In early 2005, Whitman released a book entitled It's My Party, Too: Taking Back the Republican Party... And Bringing the Country Together Again in which she criticizes the policies of the George W. Bush administration and its electoral strategy, which she views as divisive.
“ The defining feature of the conservative viewpoint is a faith in the ability, and a respect for the right, of individuals to make their own decisions - economic, social, and spiritual - about their lives. The true conservative understands that government's track record in respecting individual rights is poor when it dictates individual choices.”
She formed a political action committee called It's My Party Too (IMP-PAC), intended to help elect moderate Republicans at all levels of government.
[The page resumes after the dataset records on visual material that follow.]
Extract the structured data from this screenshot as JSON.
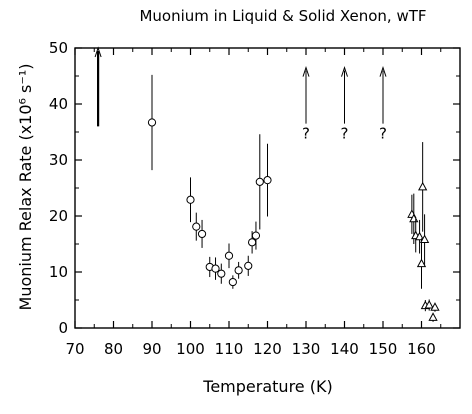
{
  "chart_data": {
    "type": "scatter",
    "title": "Muonium in Liquid & Solid Xenon, wTF",
    "xlabel": "Temperature (K)",
    "ylabel": "Muonium Relax Rate (x10⁶ s⁻¹)",
    "xlim": [
      70,
      170
    ],
    "ylim": [
      0,
      50
    ],
    "xticks": [
      70,
      80,
      90,
      100,
      110,
      120,
      130,
      140,
      150,
      160
    ],
    "yticks": [
      0,
      10,
      20,
      30,
      40,
      50
    ],
    "grid": false,
    "legend": "none",
    "lower_limit_arrows": [
      {
        "x": 76,
        "y_from": 36,
        "y_to": 50
      }
    ],
    "unknown_arrows": [
      {
        "x": 130,
        "y_from": 36.5,
        "y_to": 46.5,
        "label": "?"
      },
      {
        "x": 140,
        "y_from": 36.5,
        "y_to": 46.5,
        "label": "?"
      },
      {
        "x": 150,
        "y_from": 36.5,
        "y_to": 46.5,
        "label": "?"
      }
    ],
    "series": [
      {
        "marker": "circle",
        "x": [
          90,
          100,
          101.5,
          103,
          105,
          106.5,
          108,
          110,
          111,
          112.5,
          115,
          116,
          117,
          118,
          120
        ],
        "y": [
          36.7,
          22.9,
          18.1,
          16.8,
          10.9,
          10.6,
          9.7,
          12.9,
          8.2,
          10.3,
          11.1,
          15.3,
          16.5,
          26.1,
          26.4
        ],
        "err": [
          8.5,
          4.0,
          2.5,
          2.5,
          1.8,
          2.0,
          1.8,
          2.2,
          1.2,
          1.5,
          1.8,
          2.0,
          2.5,
          8.5,
          6.5
        ]
      },
      {
        "marker": "triangle",
        "x": [
          157.5,
          158,
          158.5,
          159.5,
          160,
          160.3,
          160.8,
          161,
          162,
          163,
          163.5
        ],
        "y": [
          20.3,
          19.5,
          16.5,
          16.3,
          11.5,
          25.2,
          15.8,
          4.0,
          4.1,
          1.9,
          3.7
        ],
        "err": [
          3.5,
          4.5,
          3.0,
          3.0,
          4.5,
          8.0,
          4.5,
          1.0,
          1.0,
          0.8,
          0.8
        ]
      }
    ]
  }
}
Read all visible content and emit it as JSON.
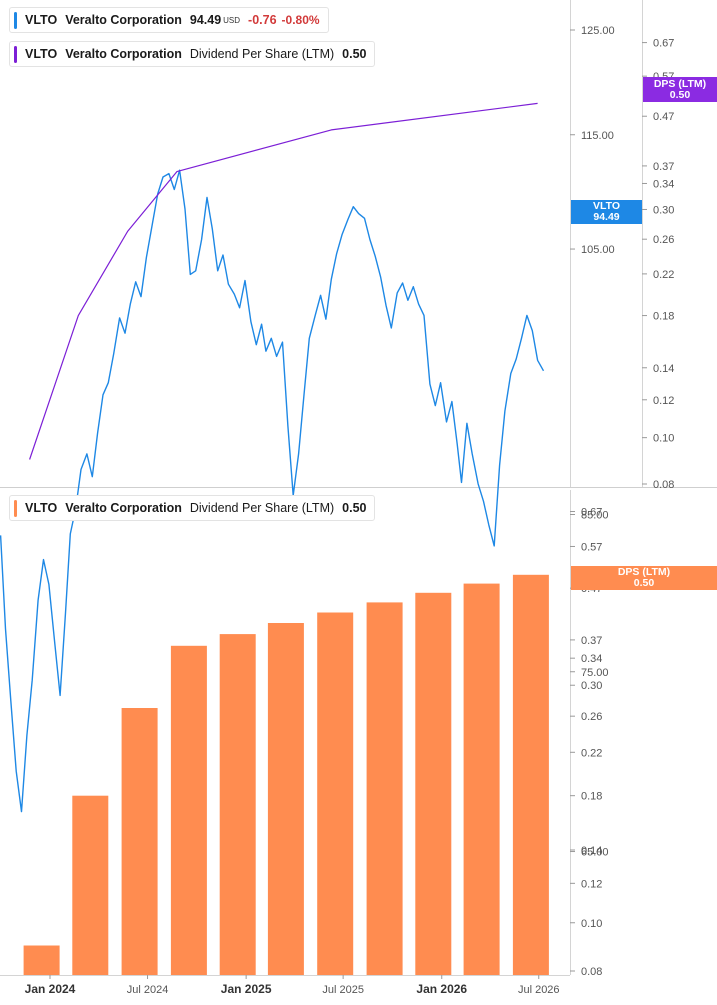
{
  "legend_price": {
    "ticker": "VLTO",
    "company": "Veralto Corporation",
    "price": "94.49",
    "currency": "USD",
    "change": "-0.76",
    "change_pct": "-0.80%",
    "color": "#1e88e5"
  },
  "legend_dps_top": {
    "ticker": "VLTO",
    "company": "Veralto Corporation",
    "metric": "Dividend Per Share (LTM)",
    "value": "0.50",
    "color": "#7c1fd6"
  },
  "legend_dps_bottom": {
    "ticker": "VLTO",
    "company": "Veralto Corporation",
    "metric": "Dividend Per Share (LTM)",
    "value": "0.50",
    "color": "#ff8c50"
  },
  "tags": {
    "price_tag": {
      "line1": "VLTO",
      "line2": "94.49",
      "color": "#1e88e5"
    },
    "dps_tag_top": {
      "line1": "DPS (LTM)",
      "line2": "0.50",
      "color": "#8b2be2"
    },
    "dps_tag_bottom": {
      "line1": "DPS (LTM)",
      "line2": "0.50",
      "color": "#ff8c50"
    }
  },
  "chart_data": [
    {
      "type": "line",
      "series": [
        {
          "name": "VLTO",
          "axis": "price",
          "color": "#1e88e5",
          "x": [
            "2023-10-27",
            "2023-11-05",
            "2023-11-15",
            "2023-11-25",
            "2023-12-05",
            "2023-12-15",
            "2023-12-25",
            "2024-01-05",
            "2024-01-15",
            "2024-01-25",
            "2024-02-05",
            "2024-02-15",
            "2024-02-25",
            "2024-03-05",
            "2024-03-15",
            "2024-03-25",
            "2024-04-05",
            "2024-04-15",
            "2024-04-25",
            "2024-05-05",
            "2024-05-15",
            "2024-05-25",
            "2024-06-05",
            "2024-06-15",
            "2024-06-25",
            "2024-07-05",
            "2024-07-15",
            "2024-07-25",
            "2024-08-05",
            "2024-08-15",
            "2024-08-25",
            "2024-09-05",
            "2024-09-15",
            "2024-09-25",
            "2024-10-05",
            "2024-10-15",
            "2024-10-25",
            "2024-11-05",
            "2024-11-15",
            "2024-11-25",
            "2024-12-05",
            "2024-12-15",
            "2024-12-25",
            "2025-01-05",
            "2025-01-15",
            "2025-01-25",
            "2025-02-05",
            "2025-02-15",
            "2025-02-25",
            "2025-03-05",
            "2025-03-15",
            "2025-03-25",
            "2025-04-05",
            "2025-04-15",
            "2025-04-25",
            "2025-05-05",
            "2025-05-15",
            "2025-05-25",
            "2025-06-05",
            "2025-06-15",
            "2025-06-25",
            "2025-07-05",
            "2025-07-15",
            "2025-07-25",
            "2025-08-05",
            "2025-08-15",
            "2025-08-25",
            "2025-09-05",
            "2025-09-15",
            "2025-09-25",
            "2025-10-05",
            "2025-10-15",
            "2025-10-25",
            "2025-11-05",
            "2025-11-15",
            "2025-11-25",
            "2025-12-05",
            "2025-12-15",
            "2025-12-25",
            "2026-01-05",
            "2026-01-15",
            "2026-01-25",
            "2026-02-05",
            "2026-02-15",
            "2026-02-25",
            "2026-03-05",
            "2026-03-15",
            "2026-03-25",
            "2026-04-05",
            "2026-04-15",
            "2026-04-25",
            "2026-05-05",
            "2026-05-15",
            "2026-05-25",
            "2026-06-05",
            "2026-06-15",
            "2026-06-25",
            "2026-07-05",
            "2026-07-15",
            "2026-07-25",
            "2026-08-05"
          ],
          "y": [
            83.6,
            77.6,
            73.3,
            69.3,
            67.1,
            71.3,
            74.5,
            79.4,
            82.0,
            80.4,
            76.7,
            73.6,
            78.6,
            83.7,
            85.4,
            88.1,
            89.2,
            87.6,
            90.7,
            93.5,
            94.4,
            96.6,
            99.4,
            98.2,
            100.5,
            102.3,
            101.1,
            104.3,
            107.1,
            109.7,
            111.2,
            111.5,
            110.1,
            111.8,
            108.4,
            102.9,
            103.2,
            105.8,
            109.4,
            106.7,
            103.2,
            104.5,
            102.1,
            101.3,
            100.2,
            102.4,
            99.1,
            97.3,
            98.9,
            96.8,
            97.8,
            96.4,
            97.5,
            91.2,
            86.3,
            89.2,
            93.5,
            97.8,
            99.6,
            101.2,
            99.3,
            102.5,
            104.6,
            106.2,
            107.5,
            108.6,
            108.0,
            107.6,
            105.8,
            104.4,
            102.7,
            100.4,
            98.6,
            101.4,
            102.2,
            100.8,
            101.9,
            100.5,
            99.6,
            94.3,
            92.7,
            94.4,
            91.5,
            93.0,
            89.9,
            87.2,
            91.4,
            89.2,
            87.1,
            85.9,
            84.3,
            82.9,
            88.4,
            92.3,
            95.1,
            96.2,
            97.8,
            99.6,
            98.4,
            96.1,
            95.3
          ]
        },
        {
          "name": "DPS (LTM)",
          "axis": "dps",
          "color": "#7c1fd6",
          "x": [
            "2023-12-20",
            "2024-03-20",
            "2024-06-20",
            "2024-09-20",
            "2025-07-05",
            "2026-07-25"
          ],
          "y": [
            0.09,
            0.18,
            0.27,
            0.36,
            0.44,
            0.5
          ]
        }
      ],
      "price_axis": {
        "ticks": [
          "125.00",
          "115.00",
          "105.00",
          "85.00",
          "75.00",
          "65.00"
        ],
        "scale": "log"
      },
      "dps_axis": {
        "ticks": [
          "0.67",
          "0.57",
          "0.47",
          "0.37",
          "0.34",
          "0.30",
          "0.26",
          "0.22",
          "0.18",
          "0.14",
          "0.12",
          "0.10",
          "0.08"
        ],
        "scale": "log"
      }
    },
    {
      "type": "bar",
      "series": [
        {
          "name": "DPS (LTM)",
          "color": "#ff8c50",
          "x": [
            "2023-12-20",
            "2024-03-20",
            "2024-06-20",
            "2024-09-20",
            "2024-12-20",
            "2025-03-20",
            "2025-06-20",
            "2025-09-20",
            "2025-12-20",
            "2026-03-20",
            "2026-06-20"
          ],
          "values": [
            0.09,
            0.18,
            0.27,
            0.36,
            0.38,
            0.4,
            0.42,
            0.44,
            0.46,
            0.48,
            0.5
          ]
        }
      ],
      "dps_axis": {
        "ticks": [
          "0.67",
          "0.57",
          "0.47",
          "0.37",
          "0.34",
          "0.30",
          "0.26",
          "0.22",
          "0.18",
          "0.14",
          "0.12",
          "0.10",
          "0.08"
        ],
        "scale": "log"
      },
      "time_axis": {
        "labels": [
          {
            "text": "Jan 2024",
            "date": "2024-01-01",
            "major": true
          },
          {
            "text": "Jul 2024",
            "date": "2024-07-01",
            "major": false
          },
          {
            "text": "Jan 2025",
            "date": "2025-01-01",
            "major": true
          },
          {
            "text": "Jul 2025",
            "date": "2025-07-01",
            "major": false
          },
          {
            "text": "Jan 2026",
            "date": "2026-01-01",
            "major": true
          },
          {
            "text": "Jul 2026",
            "date": "2026-07-01",
            "major": false
          }
        ]
      }
    }
  ]
}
IMP-PAC is allied with the Republican Main Street Partnership, The Wish List, the Republican Majority for Choice, Republicans for Choice, Republicans for Environmental Protection and the Log Cabin Republicans. After the 2006 midterm elections, IMP-PAC was merged into RLC-PAC, the Republican Leadership Council's PAC.
Since 2003, Whitman has been a member of the Board of Directors for Texas Instruments and United Technologies. Whitman is also co-chair of the CASEnergy Coalition, and in 2007, voiced support for a stronger future role of nuclear power in the United States.
During the 2008 presidential election, Whitman was touted by the media as a candidate for a Cabinet position under both Barack Obama and John McCain.
In December 2010, Whitman criticized 2008 Republican Vice Presidential nominee Sarah Palin, commenting that if Palin were to run for President in 2012 and win the Republican nomination, "I don't think she'll win nationwide... [she will] energize the base. But the base isn't big enough and Republicans should have learned that." She went on to say that if Palin were to run,
“ She'd have to show me a lot more than I've seen thus far, as far as an understanding of the depth and the complexity of the issues that we face... she was a governor, but the fact that she left office before even completing her first term, it's just not an attitude that I think is necessarily in the best interest of your constituents, rather what's in your own best interest.”
Whitman currently has an energy lobbying group called the Whitman Strategy Group which states itself to be "a governmental relations consulting firm specializing in environmental and energy issues."